ADBA Press Release:
United Kingdom AD Industry Responds to CCC Net Zero ReportResponding to the publication of the Committee on Climate Change's (CCC's) new report calling for the UK to set a net-zero target for 2050, Charlotte Morton, Chief Executive of the Anaerobic Digestion & Bioresources Association, said:
"The UK's anaerobic digestion (AD) industry fully supports the Committee on Climate Change's call for net zero emissions by 2050, which is a vital target to ensure we avoid the worst effects of climate change.
"By converting organic wastes and crops into renewable heat and power, clean transport fuel, and soil-restoring natural fertiliser, AD has already reduced the UK's greenhouse gas emissions by 1% and has the potential to reduce them by as much as 5% if the industry meets its full potential. Crucially, AD reduces emissions from hard-to-decarbonise sectors such as heat, transport, and agriculture, as well as from the power sector and from waste.

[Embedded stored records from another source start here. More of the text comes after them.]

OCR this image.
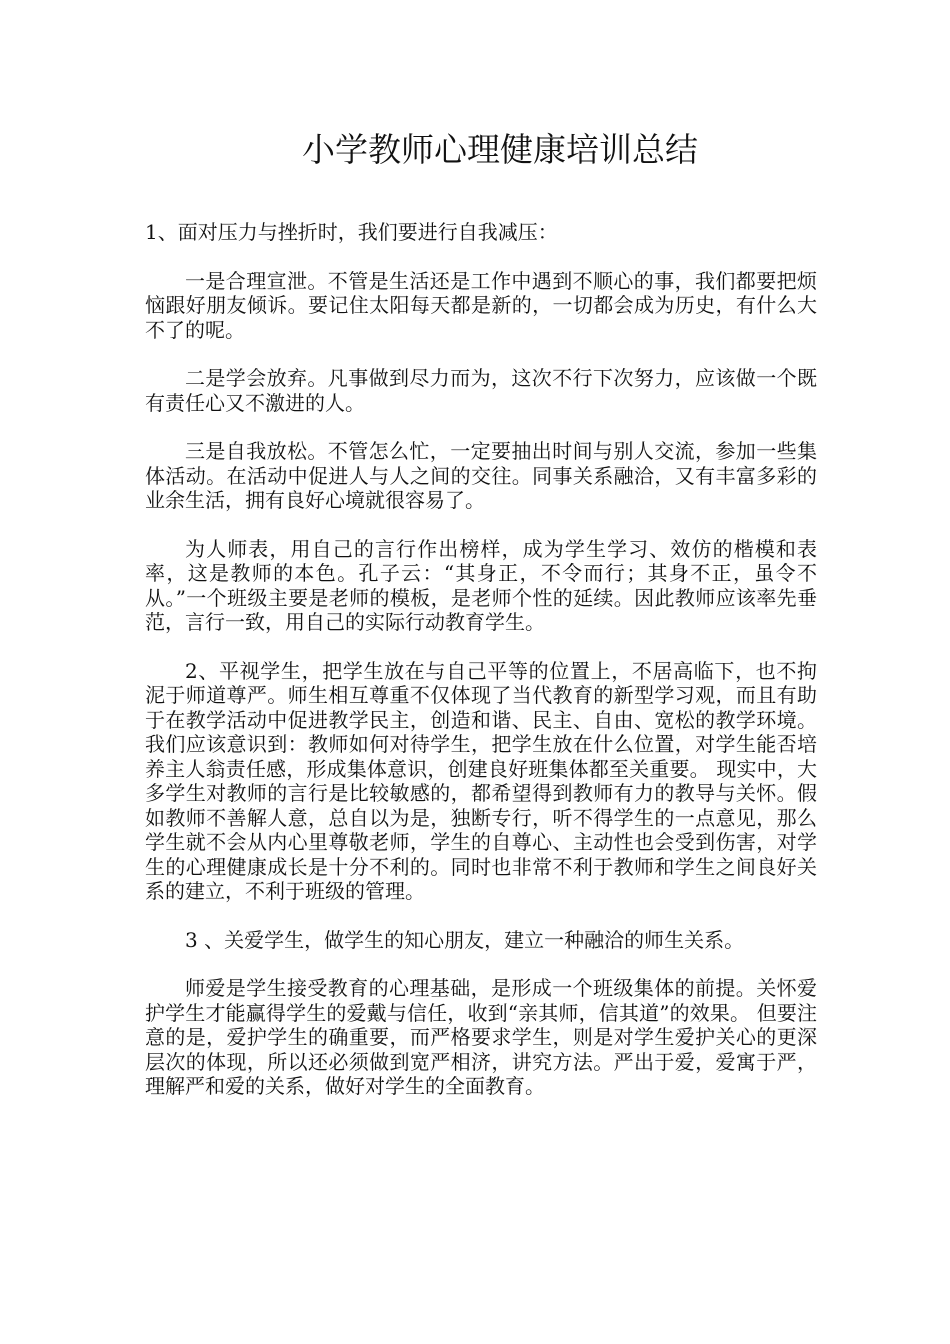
小学教师心理健康培训总结

1、面对压力与挫折时，我们要进行自我减压：

一是合理宣泄。不管是生活还是工作中遇到不顺心的事，我们都要把烦恼跟好朋友倾诉。要记住太阳每天都是新的，一切都会成为历史，有什么大不了的呢。

二是学会放弃。凡事做到尽力而为，这次不行下次努力，应该做一个既有责任心又不激进的人。

三是自我放松。不管怎么忙，一定要抽出时间与别人交流，参加一些集体活动。在活动中促进人与人之间的交往。同事关系融洽，又有丰富多彩的业余生活，拥有良好心境就很容易了。

为人师表，用自己的言行作出榜样，成为学生学习、效仿的楷模和表率，这是教师的本色。孔子云：“其身正，不令而行；其身不正，虽令不从。”一个班级主要是老师的模板，是老师个性的延续。因此教师应该率先垂范，言行一致，用自己的实际行动教育学生。

2、平视学生，把学生放在与自己平等的位置上，不居高临下，也不拘泥于师道尊严。师生相互尊重不仅体现了当代教育的新型学习观，而且有助于在教学活动中促进教学民主，创造和谐、民主、自由、宽松的教学环境。我们应该意识到：教师如何对待学生，把学生放在什么位置，对学生能否培养主人翁责任感，形成集体意识，创建良好班集体都至关重要。 现实中，大多学生对教师的言行是比较敏感的，都希望得到教师有力的教导与关怀。假如教师不善解人意，总自以为是，独断专行，听不得学生的一点意见，那么学生就不会从内心里尊敬老师，学生的自尊心、主动性也会受到伤害，对学生的心理健康成长是十分不利的。同时也非常不利于教师和学生之间良好关系的建立，不利于班级的管理。

3 、关爱学生，做学生的知心朋友，建立一种融洽的师生关系。

师爱是学生接受教育的心理基础，是形成一个班级集体的前提。关怀爱护学生才能赢得学生的爱戴与信任，收到“亲其师，信其道”的效果。 但要注意的是，爱护学生的确重要，而严格要求学生，则是对学生爱护关心的更深层次的体现，所以还必须做到宽严相济，讲究方法。严出于爱，爱寓于严，理解严和爱的关系，做好对学生的全面教育。
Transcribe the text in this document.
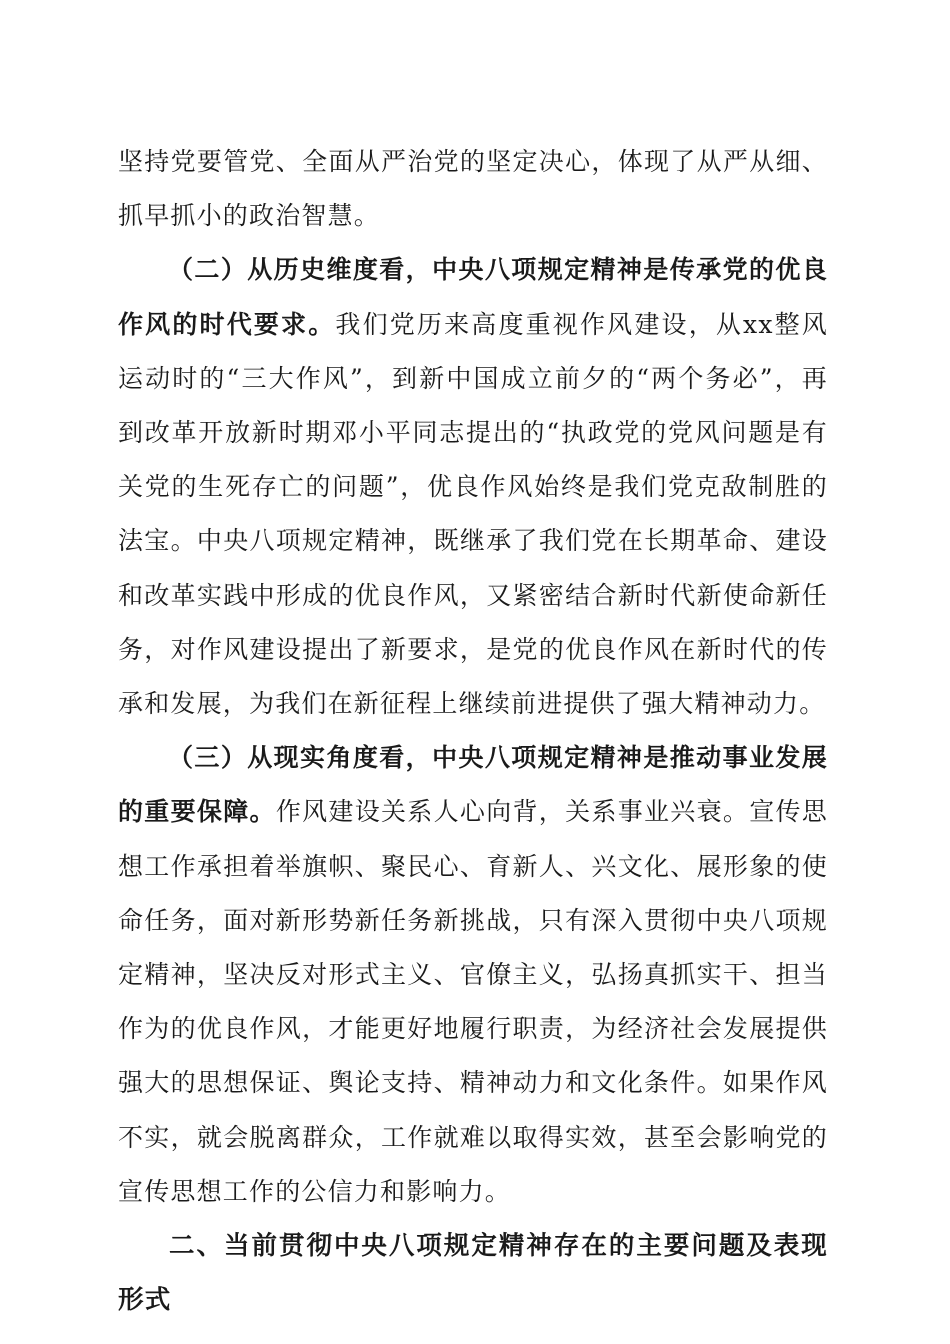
坚持党要管党、全面从严治党的坚定决心，体现了从严从细、抓早抓小的政治智慧。

（二）从历史维度看，中央八项规定精神是传承党的优良作风的时代要求。我们党历来高度重视作风建设，从xx整风运动时的“三大作风”，到新中国成立前夕的“两个务必”，再到改革开放新时期邓小平同志提出的“执政党的党风问题是有关党的生死存亡的问题”，优良作风始终是我们党克敌制胜的法宝。中央八项规定精神，既继承了我们党在长期革命、建设和改革实践中形成的优良作风，又紧密结合新时代新使命新任务，对作风建设提出了新要求，是党的优良作风在新时代的传承和发展，为我们在新征程上继续前进提供了强大精神动力。

（三）从现实角度看，中央八项规定精神是推动事业发展的重要保障。作风建设关系人心向背，关系事业兴衰。宣传思想工作承担着举旗帜、聚民心、育新人、兴文化、展形象的使命任务，面对新形势新任务新挑战，只有深入贯彻中央八项规定精神，坚决反对形式主义、官僚主义，弘扬真抓实干、担当作为的优良作风，才能更好地履行职责，为经济社会发展提供强大的思想保证、舆论支持、精神动力和文化条件。如果作风不实，就会脱离群众，工作就难以取得实效，甚至会影响党的宣传思想工作的公信力和影响力。

二、当前贯彻中央八项规定精神存在的主要问题及表现形式
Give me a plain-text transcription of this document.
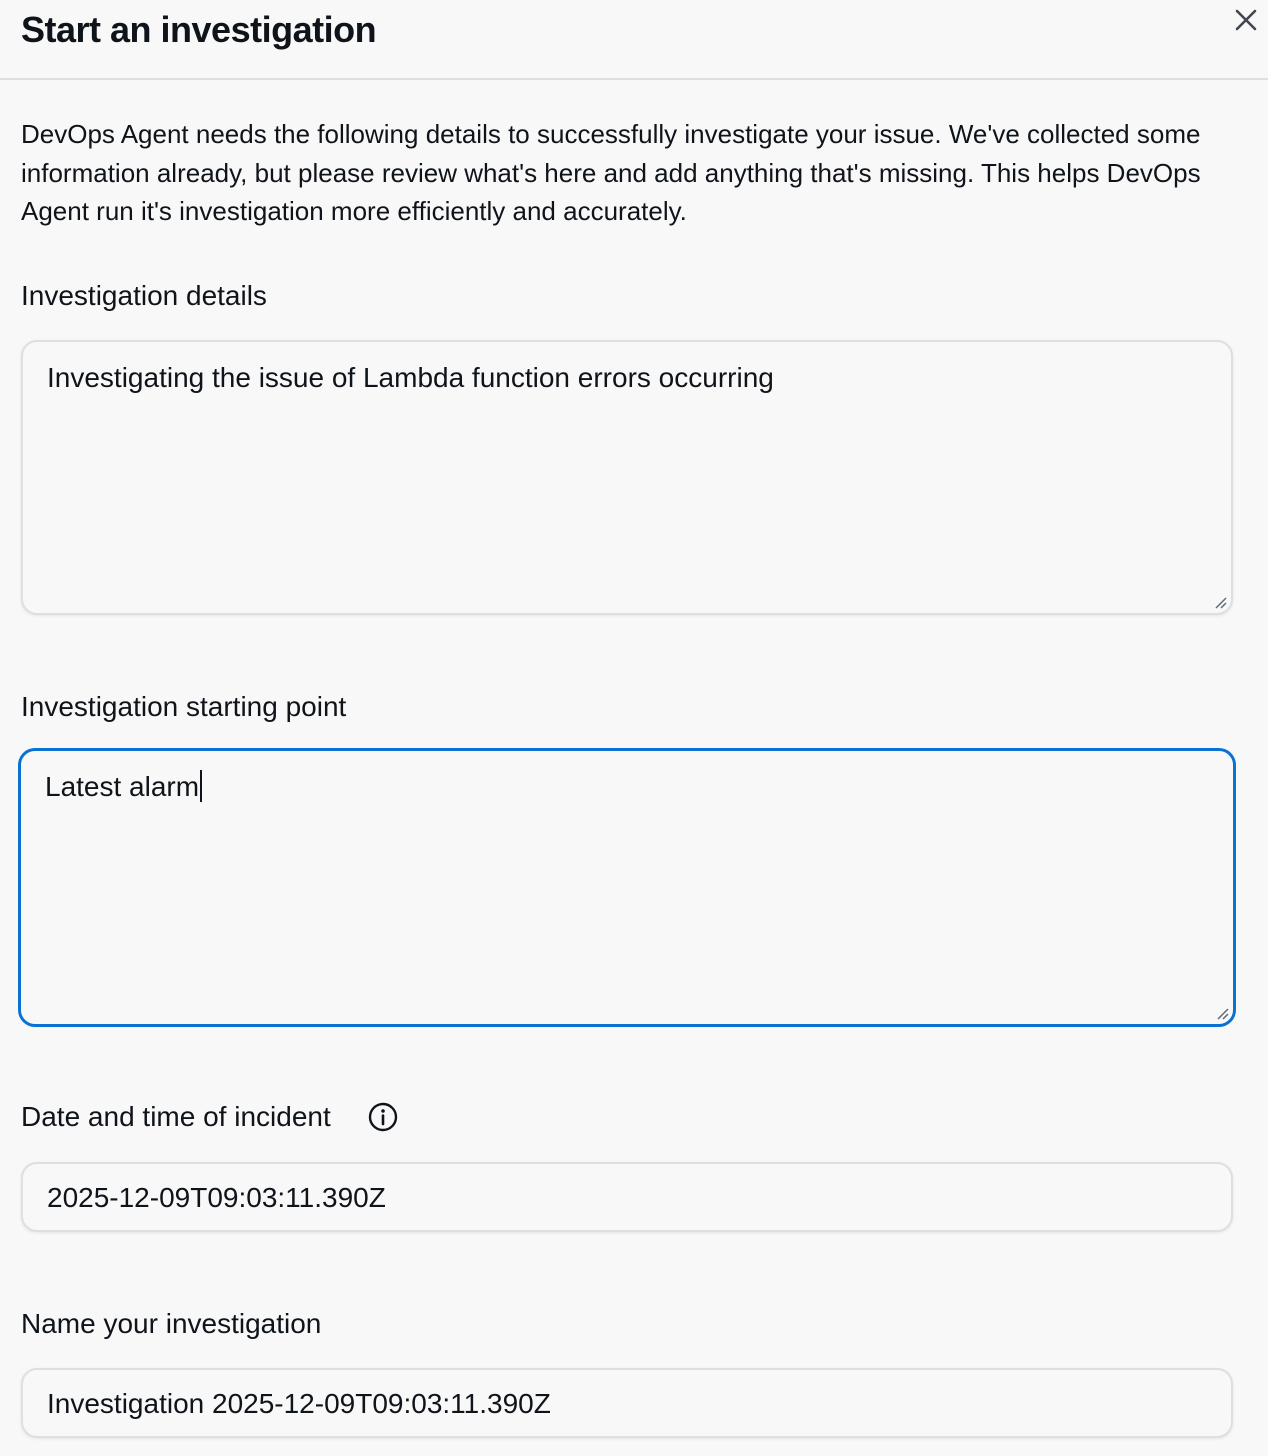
Start an investigation

DevOps Agent needs the following details to successfully investigate your issue. We've collected some information already, but please review what's here and add anything that's missing. This helps DevOps Agent run it's investigation more efficiently and accurately.

Investigation details
Investigating the issue of Lambda function errors occurring
Investigation starting point
Latest alarm
Date and time of incident
2025-12-09T09:03:11.390Z
Name your investigation
Investigation 2025-12-09T09:03:11.390Z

"As a technology-ready solution that can tackle climate change right across the economy, it's vital that government recognises and rewards the many benefits of AD so it can make the maximum contribution to decarbonisation at speed and scale.
"We therefore also support the CCC's call for a new regulatory and support framework for low-carbon heating (where biomethane from AD can make an important contribution) to address the current million-pound funding gap."
Reactions Across the Web to the CCC Net Zero Report
However, the report does also note that some home nations are currently better equipped to deliver more rapid decarbonisation than others. Scotland, for example, is encouraged by the CCC to target net-zero emissions by 2045 – due to a greater potential to depollute its economy compared to the rest of the UK – whereas Wales should target a 95% reduction in emissions by 2050 (from the same 1990 baseline).